L'Editoriale

Quel bivio tra il M5S e il Ponte sullo Stretto

Mai si era persa la faccia come è accaduto ieri sera in una riunione surreale per fare intestare al M5S il Ponte sullo Stretto di Messina.

Quel bivio tra il M5S e il Ponte sullo Stretto

Nei sondaggi della Ghisleri e Pagnoncelli non c’è traccia, ma in Italia non c’è partito che sta crescendo più di quello del cemento. I soldi del Recovery Plan permetteranno di aprire cantieri ovunque, e come da tradizione c’è la fila per costruire quello che capita, fossero anche cattedrali nel deserto. Bilanciare una tale montagna di appetiti è perciò la barriera invalicabile delle forze politiche più sensibili alla tutela dell’ambiente e alla transizione ecologica, come sono i Cinque Stelle.

Proprio loro su questo terreno hanno combattuto tante battaglie identitarie, anche perdendo – come su Tav e Tap – ma cadendo comunque sempre a testa alta, sopraffatti solo dall’irresistibile coagulo di partiti e interessi economici al servizio di quelle opere. Mai però si era persa la faccia come è accaduto ieri sera in una riunione surreale per fare intestare al Movimento il Ponte sullo Stretto di Messina (leggi l’articolo).

La genialata è del primo eletto M5S ad aver infranto la regola per cui chi è entrato in un’assemblea non se ne va da un’altra parte, tale Giancarlo Cancelleri, che dal Consiglio regionale siciliano se n’è andato a fare il viceministro ai Trasporti e Infrastrutture del Governo Conte, e adesso fa il sottosegretario allo stesso ramo con Draghi. Un uomo di potere, insomma, non certo il solo nella nutrita schiera di seri parlamentari e amministratori creati dal niente dai Cinque Stelle.

E che a sentirlo, ieri sera, sembrava l’amministratore delegato dei Benetton, tanto ha difeso il Ponte sullo Stretto cercando di convincere Crimi e gli altri colleghi inorriditi da un tale voltafaccia rispetto a tutte le stelle del Movimento.

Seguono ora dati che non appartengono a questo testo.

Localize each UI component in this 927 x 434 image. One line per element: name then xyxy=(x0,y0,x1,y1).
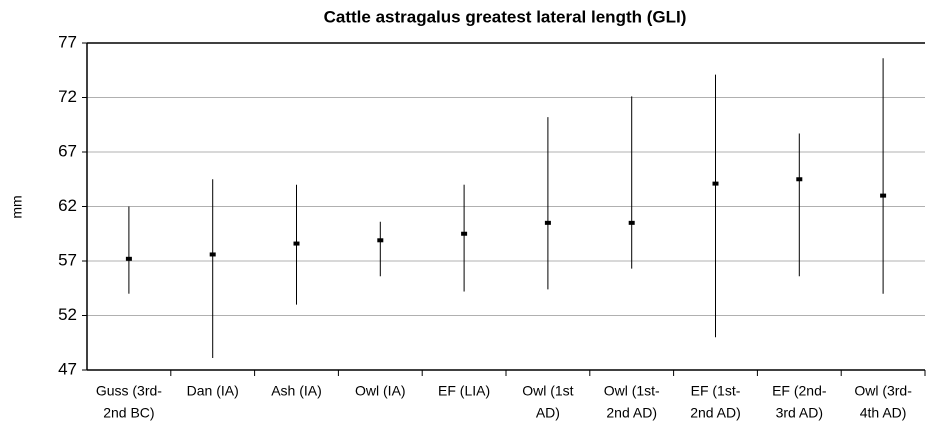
y-tick-label: 67 xyxy=(58,141,77,160)
x-tick-label: AD) xyxy=(536,405,560,421)
mean-marker xyxy=(712,181,719,186)
x-tick-label: Owl (3rd- xyxy=(854,383,912,399)
mean-marker xyxy=(377,238,384,243)
x-tick-label: EF (2nd- xyxy=(772,383,827,399)
x-tick-label: 2nd AD) xyxy=(606,405,657,421)
x-tick-label: EF (LIA) xyxy=(438,383,490,399)
y-axis-label: mm xyxy=(9,195,25,218)
mean-marker xyxy=(628,220,635,225)
mean-marker xyxy=(880,193,887,198)
y-tick-label: 52 xyxy=(58,305,77,324)
x-tick-label: Dan (IA) xyxy=(187,383,239,399)
x-tick-label: 4th AD) xyxy=(860,405,907,421)
mean-marker xyxy=(209,252,216,257)
mean-marker xyxy=(796,177,803,182)
y-tick-label: 62 xyxy=(58,196,77,215)
mean-marker xyxy=(544,220,551,225)
x-tick-label: Owl (1st xyxy=(522,383,573,399)
x-tick-label: Owl (1st- xyxy=(604,383,660,399)
mean-marker xyxy=(293,241,300,246)
y-tick-label: 57 xyxy=(58,250,77,269)
y-tick-label: 77 xyxy=(58,32,77,51)
x-tick-label: 3rd AD) xyxy=(776,405,823,421)
mean-marker xyxy=(461,231,468,236)
y-tick-label: 47 xyxy=(58,359,77,378)
mean-marker xyxy=(125,256,132,261)
y-tick-label: 72 xyxy=(58,87,77,106)
chart-title: Cattle astragalus greatest lateral lengt… xyxy=(324,7,687,26)
x-tick-label: Ash (IA) xyxy=(271,383,322,399)
x-tick-label: Guss (3rd- xyxy=(96,383,162,399)
x-tick-label: 2nd AD) xyxy=(690,405,741,421)
x-tick-label: EF (1st- xyxy=(691,383,741,399)
x-tick-label: Owl (IA) xyxy=(355,383,406,399)
x-tick-label: 2nd BC) xyxy=(103,405,154,421)
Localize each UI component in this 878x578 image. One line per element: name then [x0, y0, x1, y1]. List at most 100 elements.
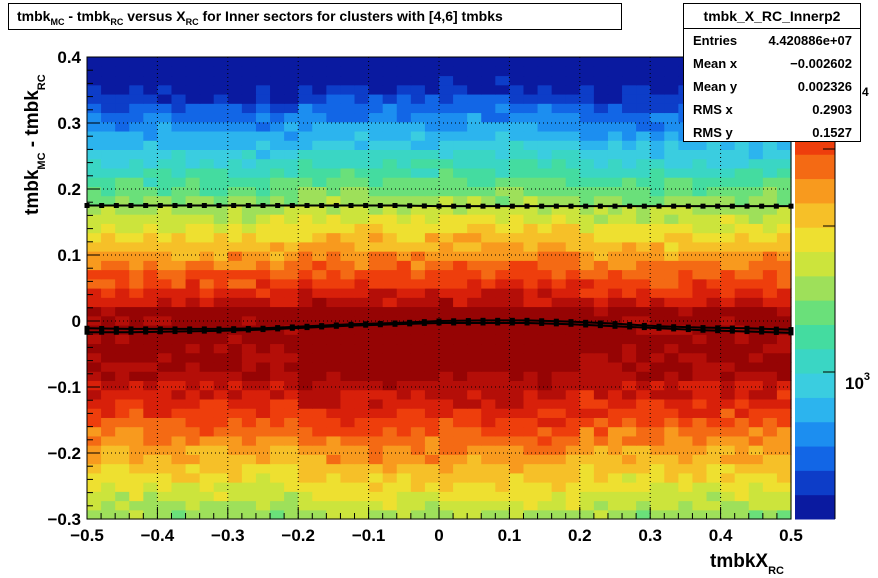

E dire che pure le pietre sanno come in Sicilia – nella mia Sicilia – c’è bisogno di tutto, ma non di un’opera che non ha alcuna ragione d’esistere senza treni ad alta velocità, logistica e mille altre infrastrutture.

Un’opera che è un insulto mentre le terre si desertificano per l’assenza di acquedotti e dighe. E che da sempre è il sogno proibito dei partiti più compromessi con la criminalità e il malaffare. Quei partiti contro cui gli elettori M5S si sono dannati, e che adesso Cancelleri ha messo di fronte a un bivio: se non se ne va lui se ne andranno loro.